In 1928, a group of Hollywood film studio artists drew “the ideal screen type.” An amalgamation of the famous disembodied parts of Hollywood stars, the ideal screen type was doe-eyed and fair, holding her willowy arms at a coy akimbo. Beside the artists’ illustration of the composite ideal appeared the remarkable photographic image of the composite ideal’s real-life double: silent film star Anita Page.
Hollywood constantly measured the perfection of it’s starlets beauty against ideal types. The examples include Norma Talmadge, Pola Negri, Clara Bow, Gloria Swanson, Gilda Gray, Aileen Pringle, Mary Pickford, and Greta Garbo.

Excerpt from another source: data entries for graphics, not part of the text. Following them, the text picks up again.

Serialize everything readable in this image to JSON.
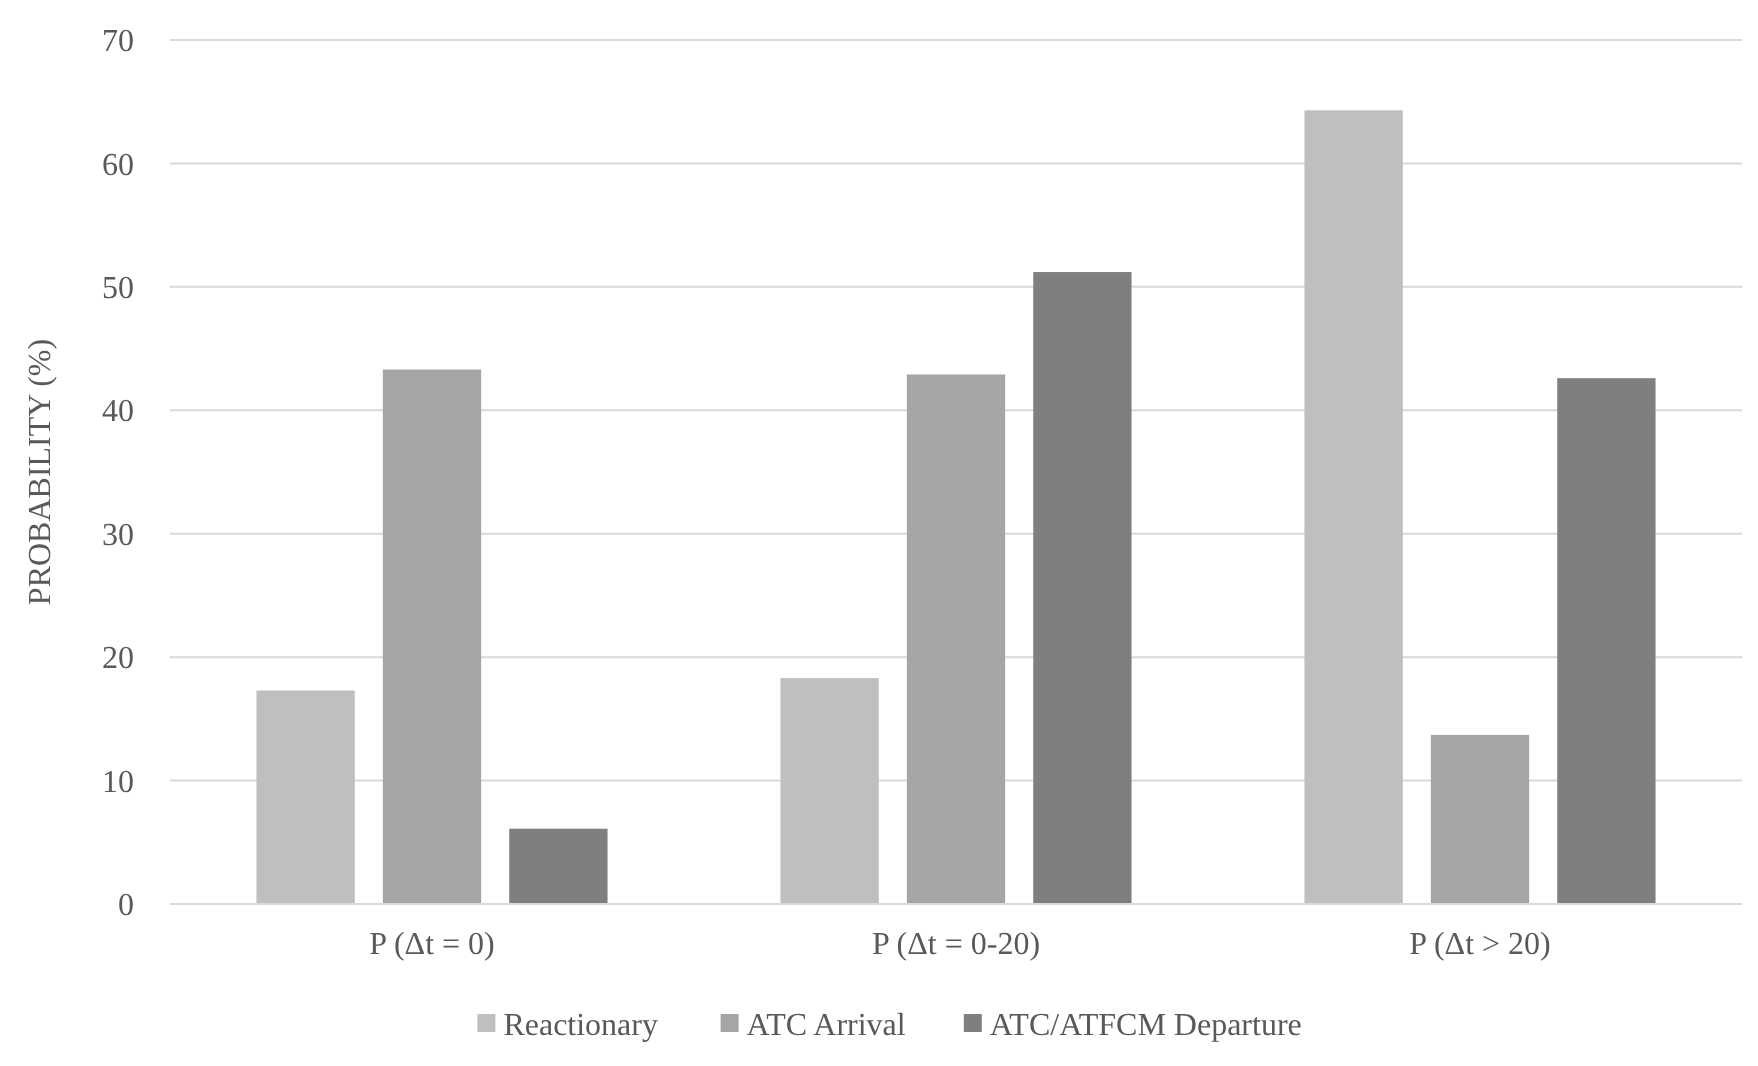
{
  "chart_data": {
    "type": "bar",
    "ylabel": "PROBABILITY (%)",
    "categories": [
      "P (Δt = 0)",
      "P (Δt = 0-20)",
      "P (Δt > 20)"
    ],
    "series": [
      {
        "name": "Reactionary",
        "color": "#bfbfbf",
        "values": [
          17.3,
          18.3,
          64.3
        ]
      },
      {
        "name": "ATC Arrival",
        "color": "#a5a5a5",
        "values": [
          43.3,
          42.9,
          13.7
        ]
      },
      {
        "name": "ATC/ATFCM Departure",
        "color": "#7f7f7f",
        "values": [
          6.1,
          51.2,
          42.6
        ]
      }
    ],
    "ylim": [
      0,
      70
    ],
    "yticks": [
      0,
      10,
      20,
      30,
      40,
      50,
      60,
      70
    ],
    "grid": "y",
    "legend": "bottom"
  }
}
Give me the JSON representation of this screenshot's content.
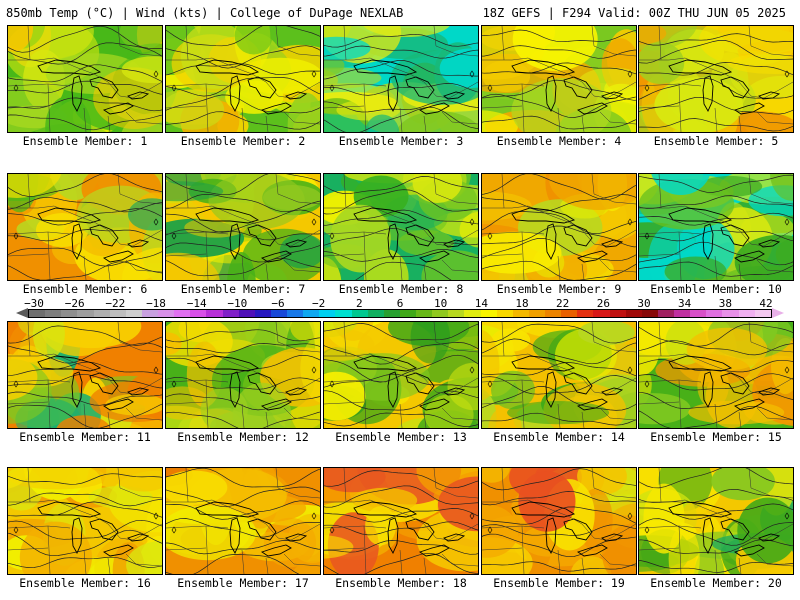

Born Anita Pomares, in Flushing, Queens, Salvadoran-American silent film star Anita Page possessed a beauty that was uncannily familiar: the eyes of Mary Pickford, the smooth white arms of Clara Bow, and the wasp-waist of Bebe Daniels. Had the camera trained its lens more closely upon Anita’s exquisite nose, this shot would have recorded her beautifully-full Latina nose as well. But beyond her composite physicality, Anita was also described as simultaneously both “a blonde, blue-eyed Latin” and “The Most Beautiful Girl in Hollywood.” No other Latina actress in Hollywood of the 1920s and 30s, aside from Anita Page, achieved star status without either effacing or caricaturing the Latin aspects of her body.